2. Detailed Editorial  

  Problem restatement  
  We want the maximum number of regions (zones) determined by N lines in the plane, with generic position (every pair of lines intersects and no three lines meet at one point).

  Key observation and inductive argument  
  - With 0 lines, there is exactly 1 region (the whole plane).  
  - When you add the i-th line, it intersects each of the previous (i–1) lines in a distinct point (because no two are parallel and no three concurrent). These intersection points split the new line into i segments. Each segment divides an existing region into two, thereby increasing the total region count by 1 per segment—i.e., by i.  
  - Hence if R(N−1) is the maximum regions with N−1 lines, then  
      R(N) = R(N−1) + (number of new segments)  
            = R(N−1) + (N).  

  Summation formula  
  Starting from R(0) = 1, we get  
      R(1) = 1 + 1 = 2  
      R(2) = R(1) + 2 = 4  
      …  
      R(N) = 1 + (1 + 2 + … + N).  
  The sum of the first N positive integers is N·(N+1)/2, so  
      R(N) = 1 + N·(N+1)/2.  

  Implementation details  
  - Read integer N.  
  - Compute result as 1 + (N × (N+1)/2).  
  - Print the result.  
  - Data types: N can be up to ~65 k, so N·(N+1)/2 ~ 2.1 × 10⁹ fits in 32-bit signed, but we use 64-bit to be safe.

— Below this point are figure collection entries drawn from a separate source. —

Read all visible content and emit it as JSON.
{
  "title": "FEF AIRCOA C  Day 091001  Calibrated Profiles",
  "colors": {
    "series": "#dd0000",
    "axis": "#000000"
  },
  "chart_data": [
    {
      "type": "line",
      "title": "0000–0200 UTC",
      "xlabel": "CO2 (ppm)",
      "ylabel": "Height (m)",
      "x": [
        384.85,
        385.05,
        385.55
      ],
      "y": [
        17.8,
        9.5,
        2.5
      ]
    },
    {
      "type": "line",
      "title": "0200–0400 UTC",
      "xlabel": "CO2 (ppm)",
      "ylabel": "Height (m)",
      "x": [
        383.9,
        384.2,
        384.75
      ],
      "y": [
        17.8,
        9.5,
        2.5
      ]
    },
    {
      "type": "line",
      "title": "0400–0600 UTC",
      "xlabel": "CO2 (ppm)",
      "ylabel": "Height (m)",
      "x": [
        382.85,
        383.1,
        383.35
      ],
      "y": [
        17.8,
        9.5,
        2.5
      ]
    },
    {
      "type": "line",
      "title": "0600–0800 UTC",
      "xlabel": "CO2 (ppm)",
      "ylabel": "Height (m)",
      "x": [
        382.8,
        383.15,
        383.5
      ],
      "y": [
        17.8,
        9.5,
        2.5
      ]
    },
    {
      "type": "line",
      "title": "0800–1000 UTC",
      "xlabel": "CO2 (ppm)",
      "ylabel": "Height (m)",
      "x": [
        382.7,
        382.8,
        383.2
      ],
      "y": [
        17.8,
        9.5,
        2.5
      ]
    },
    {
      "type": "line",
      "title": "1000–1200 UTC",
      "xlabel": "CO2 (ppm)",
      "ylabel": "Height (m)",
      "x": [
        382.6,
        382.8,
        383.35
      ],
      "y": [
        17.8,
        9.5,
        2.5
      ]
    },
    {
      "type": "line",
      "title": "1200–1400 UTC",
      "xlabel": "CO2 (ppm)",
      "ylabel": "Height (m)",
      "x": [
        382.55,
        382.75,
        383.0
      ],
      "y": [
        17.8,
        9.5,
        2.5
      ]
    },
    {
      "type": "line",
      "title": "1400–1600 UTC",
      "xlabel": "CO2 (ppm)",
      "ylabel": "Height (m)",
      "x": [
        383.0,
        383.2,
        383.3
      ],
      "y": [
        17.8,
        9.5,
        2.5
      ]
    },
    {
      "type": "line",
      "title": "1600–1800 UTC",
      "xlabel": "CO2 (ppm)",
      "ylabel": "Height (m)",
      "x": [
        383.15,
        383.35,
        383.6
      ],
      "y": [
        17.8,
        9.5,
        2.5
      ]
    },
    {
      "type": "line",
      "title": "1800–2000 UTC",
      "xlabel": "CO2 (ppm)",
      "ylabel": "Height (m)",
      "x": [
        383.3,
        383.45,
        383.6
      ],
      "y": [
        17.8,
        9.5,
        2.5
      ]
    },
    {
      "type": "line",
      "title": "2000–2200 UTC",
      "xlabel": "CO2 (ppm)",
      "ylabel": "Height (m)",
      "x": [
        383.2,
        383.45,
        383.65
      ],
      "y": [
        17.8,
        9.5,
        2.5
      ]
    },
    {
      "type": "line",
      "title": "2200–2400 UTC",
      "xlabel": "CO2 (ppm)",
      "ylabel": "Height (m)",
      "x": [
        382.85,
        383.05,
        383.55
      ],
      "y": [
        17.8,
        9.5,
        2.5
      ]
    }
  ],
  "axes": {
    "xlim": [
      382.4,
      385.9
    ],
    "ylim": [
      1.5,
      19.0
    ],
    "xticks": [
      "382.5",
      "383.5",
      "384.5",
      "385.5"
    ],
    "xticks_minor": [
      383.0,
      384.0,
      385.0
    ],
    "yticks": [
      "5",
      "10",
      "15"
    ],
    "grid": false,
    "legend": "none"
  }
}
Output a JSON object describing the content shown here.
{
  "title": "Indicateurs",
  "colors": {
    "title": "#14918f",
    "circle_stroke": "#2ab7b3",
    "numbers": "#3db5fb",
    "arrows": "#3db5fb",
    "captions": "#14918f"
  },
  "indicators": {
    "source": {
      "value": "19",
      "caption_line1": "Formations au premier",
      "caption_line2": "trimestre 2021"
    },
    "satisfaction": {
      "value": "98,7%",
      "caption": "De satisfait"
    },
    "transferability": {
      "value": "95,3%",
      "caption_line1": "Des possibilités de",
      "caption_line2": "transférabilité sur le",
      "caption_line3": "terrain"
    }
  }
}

3. Provided C++ Solution with Detailed Comments  

#include <bits/stdc++.h>  
using namespace std;

int main() {
    ios::sync_with_stdio(false);    // turn off C I/O synchronization for speed
    cin.tie(nullptr);               // disable tying cin to cout

    int n;
    cin >> n;                       // read number of lines N

    // Compute 1 + (1 + 2 + ... + n) using 64-bit to avoid overflow
    long long answer = 1;           // R(0) = 1
    // We could do answer = 1 + n*(n+1)/2 directly,
    // but here we accumulate in a loop for clarity.
    for (int i = 1; i <= n; i++) {
        answer += i;                // each new line adds i new regions
    }

    cout << answer << '\n';         // output the result
    return 0;
}

4. Python Solution with Detailed Comments  

```python
import sys

def main():
    data = sys.stdin.read().strip().split()
    if not data:
        return
    n = int(data[0])  
    # The maximum number of regions formed by n lines in general position
    # is 1 plus the sum of integers from 1 to n:
    #   regions = 1 + (1 + 2 + ... + n) = 1 + n*(n+1)//2
    result = 1 + n * (n + 1) // 2
    print(result)

if __name__ == "__main__":
    main()
```

5. Compressed Editorial  
Maximum regions = 1 + sum_{i=1..N} i = 1 + N(N+1)/2. Each new line intersects all previous lines in distinct points, creating i new segments that each add one region.